RATSCHLÄGE EINES KINDES

  • Verwöhne mich nicht. Ich weiß ganz gut, dass ich nicht alles, was ich verlange, haben muss. Ich teste dich ja nur.
  • Hab keine Angst, mit mir bestimmt umzugehen. Ich ziehe es vor; dann weiß ich, woran ich bin.
  • Zwing mich nicht! Das lehrt mich, dass nur Macht zählt. Ich reagiere besser auf Anleitung.
  • Sei nicht wechselhaft. Das verwirrt mich & ich versuche desto mehr, alles zu erreichen, was ich will.
  • Falle nicht auf meine Herausforderungen herein, wenn ich etwas sage oder tue, nur um dich aus der Fassung zu bringen. Dann werde ich nämlich versuchen, noch mehr solche "Siege" zu erringen.
  • Sorge dich nicht zu sehr, wenn ich sage "Ich hasse dich". Ich möchte ja nur, dass es dir leid tut, wenn du mir etwas angetan hast.
  • Mach nicht, dass ich mich kleiner fühle, als ich bin. Dann werde ich mich nämlich wie ein toller Kerl benehmen.

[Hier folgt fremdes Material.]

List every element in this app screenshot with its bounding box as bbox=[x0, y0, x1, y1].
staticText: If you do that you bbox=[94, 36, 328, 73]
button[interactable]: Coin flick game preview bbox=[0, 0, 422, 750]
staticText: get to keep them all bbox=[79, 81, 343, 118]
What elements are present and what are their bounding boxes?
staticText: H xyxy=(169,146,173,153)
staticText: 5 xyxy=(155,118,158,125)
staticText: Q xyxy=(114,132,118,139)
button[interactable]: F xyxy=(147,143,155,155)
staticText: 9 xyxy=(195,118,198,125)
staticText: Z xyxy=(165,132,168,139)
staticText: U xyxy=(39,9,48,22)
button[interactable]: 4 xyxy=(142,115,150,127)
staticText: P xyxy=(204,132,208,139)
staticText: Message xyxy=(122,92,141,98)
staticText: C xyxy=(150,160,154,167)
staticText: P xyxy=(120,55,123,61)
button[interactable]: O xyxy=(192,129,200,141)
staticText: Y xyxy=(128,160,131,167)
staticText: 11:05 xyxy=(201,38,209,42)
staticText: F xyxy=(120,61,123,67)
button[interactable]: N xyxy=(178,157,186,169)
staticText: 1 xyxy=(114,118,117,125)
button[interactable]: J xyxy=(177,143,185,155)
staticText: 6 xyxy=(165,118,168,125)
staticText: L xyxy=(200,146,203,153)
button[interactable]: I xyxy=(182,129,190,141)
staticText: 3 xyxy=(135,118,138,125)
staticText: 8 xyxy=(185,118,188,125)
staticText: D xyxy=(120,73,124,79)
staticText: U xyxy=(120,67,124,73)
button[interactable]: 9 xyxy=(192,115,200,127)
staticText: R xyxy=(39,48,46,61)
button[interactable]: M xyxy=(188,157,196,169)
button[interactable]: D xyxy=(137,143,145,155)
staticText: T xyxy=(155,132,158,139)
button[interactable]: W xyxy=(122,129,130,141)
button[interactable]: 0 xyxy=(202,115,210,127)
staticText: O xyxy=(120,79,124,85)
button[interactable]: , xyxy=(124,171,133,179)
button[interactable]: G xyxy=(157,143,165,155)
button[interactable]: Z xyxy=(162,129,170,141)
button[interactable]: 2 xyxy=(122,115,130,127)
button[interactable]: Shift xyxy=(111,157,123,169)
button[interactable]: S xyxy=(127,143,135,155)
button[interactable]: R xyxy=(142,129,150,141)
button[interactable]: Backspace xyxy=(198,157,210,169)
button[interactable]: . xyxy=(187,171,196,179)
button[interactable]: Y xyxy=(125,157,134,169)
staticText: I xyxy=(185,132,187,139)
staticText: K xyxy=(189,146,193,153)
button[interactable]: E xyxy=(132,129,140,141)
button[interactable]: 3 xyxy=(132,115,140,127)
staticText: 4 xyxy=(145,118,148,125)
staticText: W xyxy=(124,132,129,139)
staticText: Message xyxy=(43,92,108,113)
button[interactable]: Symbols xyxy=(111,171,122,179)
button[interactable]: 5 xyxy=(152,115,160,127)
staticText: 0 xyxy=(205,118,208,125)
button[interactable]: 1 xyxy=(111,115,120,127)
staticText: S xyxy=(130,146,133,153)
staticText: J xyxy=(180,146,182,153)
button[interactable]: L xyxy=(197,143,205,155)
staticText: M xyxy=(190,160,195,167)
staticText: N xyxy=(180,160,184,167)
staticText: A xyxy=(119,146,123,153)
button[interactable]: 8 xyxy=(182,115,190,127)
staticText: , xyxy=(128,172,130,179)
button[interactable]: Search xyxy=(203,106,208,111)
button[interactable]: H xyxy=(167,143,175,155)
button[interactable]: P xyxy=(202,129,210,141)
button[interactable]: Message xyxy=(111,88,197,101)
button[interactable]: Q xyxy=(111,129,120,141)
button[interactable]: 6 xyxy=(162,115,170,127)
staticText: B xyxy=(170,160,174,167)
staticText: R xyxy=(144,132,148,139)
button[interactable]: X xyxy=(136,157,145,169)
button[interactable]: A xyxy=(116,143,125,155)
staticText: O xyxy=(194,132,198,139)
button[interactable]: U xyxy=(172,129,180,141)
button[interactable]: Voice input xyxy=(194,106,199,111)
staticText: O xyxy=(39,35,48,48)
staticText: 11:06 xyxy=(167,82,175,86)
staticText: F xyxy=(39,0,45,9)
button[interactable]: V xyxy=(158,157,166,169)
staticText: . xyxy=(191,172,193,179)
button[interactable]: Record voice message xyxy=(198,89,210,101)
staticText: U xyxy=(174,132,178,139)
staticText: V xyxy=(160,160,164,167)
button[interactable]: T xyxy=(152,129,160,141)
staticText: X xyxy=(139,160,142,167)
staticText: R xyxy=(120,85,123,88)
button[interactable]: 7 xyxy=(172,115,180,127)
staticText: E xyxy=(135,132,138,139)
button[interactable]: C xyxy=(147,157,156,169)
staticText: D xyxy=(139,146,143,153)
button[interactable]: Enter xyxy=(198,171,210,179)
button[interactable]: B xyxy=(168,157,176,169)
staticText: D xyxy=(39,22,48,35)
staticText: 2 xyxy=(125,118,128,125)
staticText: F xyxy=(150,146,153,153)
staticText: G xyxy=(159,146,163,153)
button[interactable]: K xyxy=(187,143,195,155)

  • Tu nichts für mich, was ich selber tun kann. Sonst fühle ich mich wie ein Baby und stelle dich weiterhin in meine Dienste.
  • Befass dich nicht zu sehr mit meinen schlechten Gewohnheiten. Das veranlasst mich nämlich, sie zu behalten.
  • Korrigiere mich nicht vor anderen Leuten. Es beeindruckt mich viel mehr, wenn du ruhig und allein mit mir sprichst.
  • Versuche nicht, mein Benehmen während eines Streites zu besprechen. Aus bestimmten Gründen kann ich zu dieser Zeit nicht so gut zuhören. Du kannst ja handeln, besprechen wollen wir es später.
  • Versuche nicht, zu predigen. Du wirst dich wundern, wie gut ich weiß, was richtig oder falsch ist.
  • Sag mir niemals, dass meine Fehler Sünde sind! Ich muss lernen, Fehler zu machen, ohne zu glauben, dass ich darum schlechter bin.
  • Nörgele nicht! Um mich zu schützen, muss ich tun, als ob ich taub wäre.
  • Verlange keine Erklärungen für mein falsches Benehmen. Ich weiß wirklich nicht, warum ich es getan habe.
  • Stelle meine Ehrlichkeit nicht in Frage. Ich bekomme leicht Angst und erzähle Lügen.
  • Vergiss nicht, dass ich gern Experimente mache. Ich lerne davon, darum lass mich doch bitte.
  • Schütze mich nicht vor Folgen. Ich muss aus Erfahrung lernen.
  • Schenke meinen kleinen Leiden nicht zu viel Aufmerksamkeit. Es könnte sonst sein, dass ich eine schwache Gesundheit schätzen lerne, weil sie mir so viel Aufmerksamkeit einbringt.
  • Entziehe dich nicht, wenn ich wirklich etwas wissen will. Sonst wirst du merken, dass ich mir meine Antworten woanders suche.
  • Denk nicht, es sei unter deiner Würde, dich bei mir zu entschuldigen. Eine ehrliche Entschuldigung erzeugt in mir warme Gefühle dir gegenüber.
  • Deute nie an, dass du perfekt oder unfehlbar bist. Du wärst ein zu großes Vorbild für mich.
  • Sorg dich nicht, dass du zu wenig Zeit für mich hast. Was zählt, ist, wie wir die Zeit miteinander verbringen.
  • Vergiss nicht, dass ich ohne sehr viel Verständnis und Ermutigung nicht gedeihen kann!
  • Bedenke: Ich lerne mehr von einem Vorbild als von einem Kritiker!

Leider wissen wir nicht, wer diese "Ratschläge eines Kindes" zusammengetragen hat. Weil wir sie aber für richtig toll halten, wollten wir sie interessierten Eltern zur Verfügung stellen. Wir hoffen, damit nicht auf guttenbergschen Spuren zu wandeln.